Nós, pessoas com deficiência psicossocial integrantes de organizações regionais e internacionais em todo o mundo, estamos preocupados com a vulnerabilidade de pessoas com deficiência psicossocial à infecção e mortes por COVID-19. ‘Pessoas com deficiência psicossocial’ refere-se a um grupo historicamente discriminado e marginalizado que inclui usuários e ex-usuários da psiquiatria, vítimas-sobreviventes da violência psiquiátrica, pessoas loucas, ouvidores de vozes e pessoas com diversidade psicossocial.

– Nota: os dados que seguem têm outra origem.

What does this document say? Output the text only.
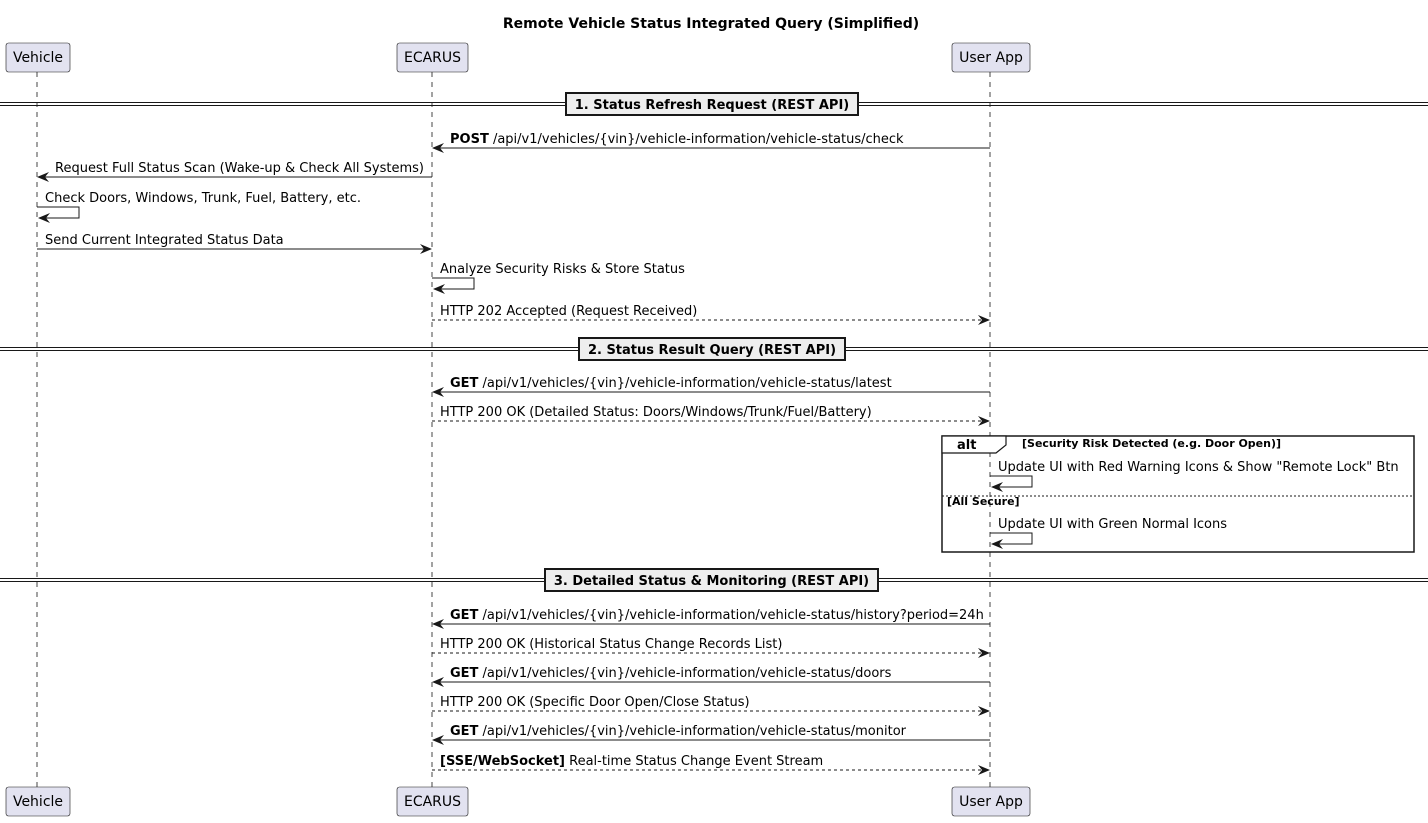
Remote Vehicle Status Integrated Query (Simplified)
1. Status Refresh Request (REST API)
2. Status Result Query (REST API)
3. Detailed Status & Monitoring (REST API)
alt	[Security Risk Detected (e.g. Door Open)]
[All Secure]
POST /api/v1/vehicles/{vin}/vehicle-information/vehicle-status/check
Request Full Status Scan (Wake-up & Check All Systems)
Check Doors, Windows, Trunk, Fuel, Battery, etc.
Send Current Integrated Status Data
Analyze Security Risks & Store Status
HTTP 202 Accepted (Request Received)
GET /api/v1/vehicles/{vin}/vehicle-information/vehicle-status/latest
HTTP 200 OK (Detailed Status: Doors/Windows/Trunk/Fuel/Battery)
Update UI with Red Warning Icons & Show "Remote Lock" Btn
Update UI with Green Normal Icons
GET /api/v1/vehicles/{vin}/vehicle-information/vehicle-status/history?period=24h
HTTP 200 OK (Historical Status Change Records List)
GET /api/v1/vehicles/{vin}/vehicle-information/vehicle-status/doors
HTTP 200 OK (Specific Door Open/Close Status)
GET /api/v1/vehicles/{vin}/vehicle-information/vehicle-status/monitor
[SSE/WebSocket] Real-time Status Change Event Stream
Vehicle
Vehicle
ECARUS
ECARUS
User App
User App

Pessoas com deficiência psicossocial podem estar em maior risco de contrair coronavírus como resultado de:

  • estarem colocadas e / ou privadas de liberdade em unidades e instituições psiquiátricas, instituições de assistência social, casas de repouso, ‘abrigos’ não-regulamentados e informais, cadeias, prisões e casas correcionais, onde são incapazes de exercer o distanciamento social de acordo com seus vontade e preferências;
  • o risco inerente de infecção nesses ambientes, exacerbado pelo fato de estarem superlotados e insalubres e em locais onde os maus-tratos tendem a ocorrer;
  • barreiras no acesso à informação em saúde, incluindo falta de informação em linguagem simples e suporte à comunicação;
  • barreiras na implementação de medidas preventivas de higiene devido à pobreza, acesso desigual aos recursos dentro das famílias e à falta de moradia;
  • maus-tratos e abusos;
  • falta de redes de apoio social e de comunidades inclusivas; e
  • a discriminação sistêmica contra pessoas com deficiências psicossociais, especialmente mulheres, crianças, idosos, pessoas LGBTQIA +, indígenas, pessoas de diversas raças, cores, descendências, castas, nacional ou étnica, pessoas de diferentes afiliações religiosas, pessoas com outras deficiências e outros grupos que enfrentam discriminação múltipla e interseccional.

Pessoas com deficiência psicossocial também podem estar em risco aumentado de desenvolver sintomas mais graves e morrer devido a:

  • má nutrição, saúde e condições sanitárias em unidades e instituições psiquiátricas, instituições de assistência social, casas de repouso e prisões;
  • sistema imunológico enfraquecido devido à má nutrição, negligência, institucionalização e falta de moradia, inclusive em crianças e idosos com deficiências psicossociais;
  • consequências a longo prazo da violência e abuso físico, psicológico e sexual, particularmente contra mulheres com deficiências psicossociais;
  • relutância em acessar o sistema de saúde devido a experiências de discriminação, indiferença, negligência, violência e traumatização nesse sistema;
  • condições de saúde subjacentes, como diabetes e hipertensão, causadas ou exacerbadas por drogas psiquiátricas, frequentemente administradas contra a vontade das pessoas ou sob consentimento forçado; e
  • barreiras no acesso aos cuidados de saúde e falta de cobertura dos planos de saúde.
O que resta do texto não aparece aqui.